The first part of the theorem follows from the extended rule of products (see Chapter 2). We leave the details of proof of the second part to the reader after the following hint. Consider $$f$$ in $$S_n$$ where $$f(1) = 2\text{,}$$ $$f(2) = 3\text{,}$$ $$f(3) = 1\text{,}$$ and $$f(j) = j$$ for $$3 < j \leq n\text{.}$$ Therefore the cycle representation of $$f$$ is $$(1,2,3)\text{.}$$ Now define $$g$$ in a similar manner so that when you compare $$f(g(1))$$ and $$g(f(1))$$ you get different results.

## Cycle Notation

A second way of describing a permutation is by means of cycles, which we will introduce first with an example. Consider $$f\in S_8$$ defined using the now-familiar matrix notation:

\begin{equation*} f=\left( \begin{array}{cccccccc} 1 & 2 & 3 & 4 & 5 & 6 & 7 & 8 \\ 8 & 2 & 7 & 6 & 5 & 4 & 1 & 3 \\ \end{array} \right) \end{equation*}

Consider the images of 1 when $$f$$ is applied repeatedly. The images $$f(1)\text{,}$$ $$f(f(1))\text{,}$$ $$f(f(f(1))), \ldots$$ are $$8, 3, 7, 1, 8, 3, 7,\ldots\text{.}$$ In Figure $$\PageIndex{2}$$(a), this situation is represented by a graph with vertices 1, 8, 3, and 7 and shows that the values that you get by repeatedly applying $$f$$ cycle through those values. This is why we refer to this part of $$f$$ as a cycle of length 4. Of course starting at 8, 3, or 7 also produces the same cycle with only the starting value changing.

Figure $$\PageIndex{2}$$(a) illustrates how the cycle can be represented in a visual manner, but it is a bit awkward to write. Part (b) of the figure presents a more universally recognized way to write a cycle. In (b), a cycle is represented by a list where the image of any number in the list is its successor. In addition, the last number in the list has as its image the first number.

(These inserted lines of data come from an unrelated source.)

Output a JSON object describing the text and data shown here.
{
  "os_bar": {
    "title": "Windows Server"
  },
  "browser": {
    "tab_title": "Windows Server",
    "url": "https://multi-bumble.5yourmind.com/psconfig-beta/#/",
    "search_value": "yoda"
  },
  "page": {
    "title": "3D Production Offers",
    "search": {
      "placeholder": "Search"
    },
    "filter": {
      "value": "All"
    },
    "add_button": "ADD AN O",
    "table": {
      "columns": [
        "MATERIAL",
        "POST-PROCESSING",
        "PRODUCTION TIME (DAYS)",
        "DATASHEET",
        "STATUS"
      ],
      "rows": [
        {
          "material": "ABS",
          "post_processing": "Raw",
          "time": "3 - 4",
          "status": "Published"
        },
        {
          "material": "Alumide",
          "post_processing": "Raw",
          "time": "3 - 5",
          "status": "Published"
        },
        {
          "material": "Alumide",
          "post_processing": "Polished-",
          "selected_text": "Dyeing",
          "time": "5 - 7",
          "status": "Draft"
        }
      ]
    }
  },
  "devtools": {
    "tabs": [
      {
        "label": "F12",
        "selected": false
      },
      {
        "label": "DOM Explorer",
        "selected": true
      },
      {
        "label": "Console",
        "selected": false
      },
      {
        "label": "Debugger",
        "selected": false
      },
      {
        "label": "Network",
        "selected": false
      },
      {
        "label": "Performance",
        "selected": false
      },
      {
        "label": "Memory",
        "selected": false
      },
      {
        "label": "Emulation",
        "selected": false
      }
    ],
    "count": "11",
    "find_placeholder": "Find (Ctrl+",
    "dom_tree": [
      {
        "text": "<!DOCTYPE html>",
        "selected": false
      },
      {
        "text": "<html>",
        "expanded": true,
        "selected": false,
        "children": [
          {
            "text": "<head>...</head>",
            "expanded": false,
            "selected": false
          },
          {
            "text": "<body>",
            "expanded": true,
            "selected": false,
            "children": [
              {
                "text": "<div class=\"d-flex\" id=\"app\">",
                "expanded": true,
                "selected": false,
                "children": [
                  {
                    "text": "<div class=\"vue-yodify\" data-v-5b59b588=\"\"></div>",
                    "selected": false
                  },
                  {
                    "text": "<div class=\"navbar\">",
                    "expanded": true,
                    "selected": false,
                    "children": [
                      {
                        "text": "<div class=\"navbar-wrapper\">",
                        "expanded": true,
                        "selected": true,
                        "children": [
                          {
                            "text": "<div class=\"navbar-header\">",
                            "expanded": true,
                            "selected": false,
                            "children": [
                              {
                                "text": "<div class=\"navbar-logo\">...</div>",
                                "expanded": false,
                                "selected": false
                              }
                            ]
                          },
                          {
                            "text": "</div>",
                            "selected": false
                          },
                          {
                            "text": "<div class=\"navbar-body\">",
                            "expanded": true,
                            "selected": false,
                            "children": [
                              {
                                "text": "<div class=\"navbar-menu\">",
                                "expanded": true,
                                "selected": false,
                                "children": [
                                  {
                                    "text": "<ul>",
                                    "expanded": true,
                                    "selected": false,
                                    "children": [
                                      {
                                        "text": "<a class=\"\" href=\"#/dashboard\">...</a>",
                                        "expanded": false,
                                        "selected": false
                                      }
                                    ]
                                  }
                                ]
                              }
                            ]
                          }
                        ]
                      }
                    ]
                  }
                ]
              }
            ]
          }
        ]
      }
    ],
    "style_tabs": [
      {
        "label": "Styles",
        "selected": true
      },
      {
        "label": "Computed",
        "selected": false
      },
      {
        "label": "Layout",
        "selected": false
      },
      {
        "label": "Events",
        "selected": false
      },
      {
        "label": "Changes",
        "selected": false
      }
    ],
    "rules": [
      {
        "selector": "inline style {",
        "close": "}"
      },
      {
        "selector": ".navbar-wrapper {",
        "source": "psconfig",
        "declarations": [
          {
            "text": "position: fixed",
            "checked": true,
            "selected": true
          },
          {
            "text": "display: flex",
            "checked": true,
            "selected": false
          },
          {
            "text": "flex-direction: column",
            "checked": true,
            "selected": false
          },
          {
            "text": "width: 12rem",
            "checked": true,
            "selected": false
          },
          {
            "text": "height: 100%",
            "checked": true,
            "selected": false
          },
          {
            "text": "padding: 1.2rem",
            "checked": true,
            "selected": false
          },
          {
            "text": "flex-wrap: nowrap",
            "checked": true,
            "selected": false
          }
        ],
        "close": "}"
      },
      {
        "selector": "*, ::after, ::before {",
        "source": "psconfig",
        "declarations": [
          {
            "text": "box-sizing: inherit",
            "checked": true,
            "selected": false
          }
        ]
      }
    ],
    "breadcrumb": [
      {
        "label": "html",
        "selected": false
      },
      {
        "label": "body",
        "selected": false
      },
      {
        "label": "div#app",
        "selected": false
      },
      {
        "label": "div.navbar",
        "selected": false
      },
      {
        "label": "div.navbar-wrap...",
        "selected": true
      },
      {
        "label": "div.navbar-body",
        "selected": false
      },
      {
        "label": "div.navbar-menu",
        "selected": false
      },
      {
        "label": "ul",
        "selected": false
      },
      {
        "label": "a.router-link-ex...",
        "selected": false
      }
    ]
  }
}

The other elements of the domain of $$f$$ are never reached if you start in the cycle $$(1,8,3,7)\text{,}$$ and so looking at the images of these other numbers will produce numbers that are disjoint from the set $$\{1,8,3,7\}\text{.}$$ The other disjoint cycles of $$f$$ are (2), (4, 6), and (5). We can express $$f$$ as a product of disjoint cycles: $$f= (1, 8, 3, 7)(2)(4, 6)(5)$$ or $$f= (1,8,3,7)(4,6)\text{,}$$ where the absence of 2 and 5 implies that $$f(2) = 2$$ and $$f(5) = 5\text{.}$$

Note $$\PageIndex{2}$$: Disjoint Cycles

We say that two cycles are disjoint if no number appears in both cycles, as is the case in our expressions for $$f$$ above. Disjoint cycles can be written in any order. Thus, we could also say that $$f=(4,6)(1,8,3,7)\text{.}$$

Note $$\PageIndex{3}$$: Composition of Permutations

We will now consider the composition of permutations written in cyclic form by an example. Suppose that $$f = (1,8, 3, 7)(4, 6)$$ and $$g = (1, 5, 6)(8, 3, 7, 4)$$ are elements of $$S_8\text{.}$$ To calculate $$f\circ g\text{,}$$ we start with simple concatenation:

$\label{eq:1}f\circ g=(1,8,3,7)(4,6)(1,5,6)(8,3,7,4)$

Although this is a valid expression for $$f \circ g\text{,}$$ our goal is to express the composition as a product of disjoint cycles as $$f$$ and $$g$$ were individually written. We will start by determining the cycle that contains 1. When combining any number of cycles, they are always read from right to left, as with all functions. The first cycle in $$\eqref{eq:1}$$ does not contain 1; thus we move on to the second. The image of 1 under that cycle is 5. Now we move on to the next cycle, looking for 5, which doesn't appear. The fourth cycle does not contain a 5 either; so $$f\circ g(1) = 5\text{.}$$

At this point, we would have written “$$f \circ g = (1,5$$” on paper. We repeat the steps to determine $$f\circ g(5)\text{.}$$ This time the second cycle of $$\eqref{eq:1}$$ moves 5 to 6 and then the third cycle moves 6 to 4. Therefore, $$f\circ g(5) = 4\text{.}$$ We continue until the cycle (1, 5, 4, 3) is completed by determining that $$f\circ g(3) = 1\text{.}$$ The process is then repeated starting with any number that does not appear in the cycle(s) that have already been completed.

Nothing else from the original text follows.